Lexus will show a radical new concept next month, which previews a ‘next-generation’ electric car it will launch in 2026.
Said to “revolutionise the modular structure of the vehicle body, drastically change the production method, and completely revamp the software platform”, the new car will serve as a statement of intent for the Japanese luxury brand as it pushes forward with a plan to electrify its entire line-up by 2035.
It is expected to be conceived along the lines of the recently revealed BMW Neue Klasse, Mercedes Concept CLA and Vauxhall Experimental show cars as an all-encompassing vision of the design cues, technological upgrades and performance potential that will distinguish the marque’s upcoming EVs from its current line-up.

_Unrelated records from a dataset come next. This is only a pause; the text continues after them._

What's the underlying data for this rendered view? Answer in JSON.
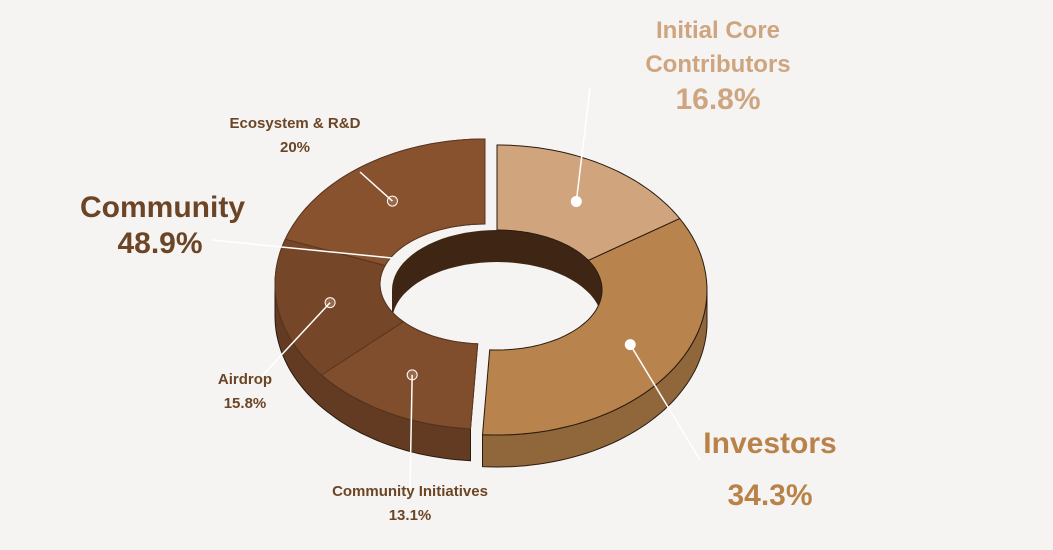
{
  "colors": {
    "background": "#f5f4f2",
    "initial_core": "#d0a47c",
    "investors": "#b8834c",
    "community": "#7a4a2a",
    "label_dark": "#6b4525",
    "label_light": "#cfa57f",
    "label_gold": "#b98249"
  },
  "chart_data": {
    "type": "pie",
    "variant": "3d-donut",
    "title": "",
    "groups": [
      {
        "name": "Community",
        "value": 48.9,
        "label": "48.9%",
        "components": [
          {
            "name": "Ecosystem & R&D",
            "value": 20,
            "label": "20%"
          },
          {
            "name": "Airdrop",
            "value": 15.8,
            "label": "15.8%"
          },
          {
            "name": "Community Initiatives",
            "value": 13.1,
            "label": "13.1%"
          }
        ]
      },
      {
        "name": "Initial Core Contributors",
        "value": 16.8,
        "label": "16.8%"
      },
      {
        "name": "Investors",
        "value": 34.3,
        "label": "34.3%"
      }
    ]
  },
  "labels": {
    "initial_core": {
      "line1": "Initial Core",
      "line2": "Contributors",
      "value": "16.8%"
    },
    "investors": {
      "name": "Investors",
      "value": "34.3%"
    },
    "community": {
      "name": "Community",
      "value": "48.9%"
    },
    "ecosystem": {
      "name": "Ecosystem & R&D",
      "value": "20%"
    },
    "airdrop": {
      "name": "Airdrop",
      "value": "15.8%"
    },
    "community_initiatives": {
      "name": "Community Initiatives",
      "value": "13.1%"
    }
  }
}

Previewed as part of a recent Lexus Showcase event in Japan, the concept looks to be a dramatic, low-slung EV, possibly derived from the rakish saloon concept the firm showed briefly in late 2021. If it adopts a similar five-door fastback silhouette, it will serve as a natural rival to the likes of the BMW i4 and Hyundai Ioniq 6.
Lexus has given no further details of the concept – or the production car it previews – but parent company Toyota revealed last week that it will also begin launching a new family of electric cars, touting drastic improvements in range and price compared with the marque’s current EVs.
The headline upgrade for the Japanese firm’s new family of EVs – set to be shared with their Lexus counterparts – is a new type of lithium ion battery that claims a range of 497 miles from a single charge.
The new, more efficient chemistry allows for slimmer battery packs, which facilitates lower-slung and more aerodynamically optimised car designs with roomier interiors – features that could reasonably be expected to define the new Lexus concept.
The new lithium ion battery chemistry will eventually be offered alongside a ‘High Performance’ solid-state battery option that boosts range to 621 miles, Toyota claims. Lexus has not yet expressed an ambition to match that figure with a production car but has suggested it will use solid-state technology for the production version of its Electrified Sport supercar concept.